HOT-CHINA (Hypertension Optimal Treatment Study in China) was an observational study of hypertensive patients treated according to a five-step protocol. Just 1.9% of the 48,291 patients in the study who were treated according to protocol had resistant hypertension, which the researchers defined as elevated blood pressure despite treatment with at least three antihypertensives of different classes.

This rate is low compared with that reported in other studies, say study author Yuqing Zhang (Chinese Academy of Medical Sciences, Beijing) and colleagues.
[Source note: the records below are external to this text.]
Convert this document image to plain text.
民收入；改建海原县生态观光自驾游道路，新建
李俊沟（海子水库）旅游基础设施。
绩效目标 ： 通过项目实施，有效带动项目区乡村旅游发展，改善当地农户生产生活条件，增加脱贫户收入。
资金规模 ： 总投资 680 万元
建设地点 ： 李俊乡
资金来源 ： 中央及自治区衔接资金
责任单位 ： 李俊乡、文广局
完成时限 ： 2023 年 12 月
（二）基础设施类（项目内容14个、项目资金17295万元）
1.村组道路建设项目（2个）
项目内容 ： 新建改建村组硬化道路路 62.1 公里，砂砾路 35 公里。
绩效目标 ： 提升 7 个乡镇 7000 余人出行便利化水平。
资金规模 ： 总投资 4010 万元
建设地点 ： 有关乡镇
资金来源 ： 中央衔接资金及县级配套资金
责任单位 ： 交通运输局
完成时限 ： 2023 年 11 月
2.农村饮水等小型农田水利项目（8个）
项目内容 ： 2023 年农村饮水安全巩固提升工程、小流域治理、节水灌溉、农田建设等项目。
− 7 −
They attribute this to different study populations, saying that other studies typically enrolled a large proportion of patients at high cardiovascular risk.

In all, 45.9% of patients with resistant hypertension had the metabolic syndrome, compared with 35.4% of patients with treatable hypertension, and several components of the metabolic syndrome were significantly associated with an increased risk for resistant hypertension on multivariate analysis.

Specifically, higher body mass index, fasting blood glucose, and total cholesterol were associated with respective risk increases of 2% per 1 kg/m2, and 4% and 14% per 1 mmol/L, and patients with grade 3 hypertension (≥180/110 mmHg) had a 39-fold increased risk relative to those with grade 1 hypertension.

The duration of hypertension also affected treatment success; patients whose hypertension had lasted a year or longer had two- to threefold increases in the risk for resistant hypertension relative to those who had become hypertensive less than a year previously.

Unexpectedly, Zhang et al found that younger age was associated with resistant hypertension, despite elderly people usually being harder to treat because of factors such as arterial stiffness, organ damage, and comorbidities.

“This finding is counterintuitive, and may reflect the different lifestyle in elderly vs. young Chinese, for example, high alcohol and nicotine intake, high work pressure, neglect of health despite knowledge in young Chinese people,” they write in the Journal of Hypertension.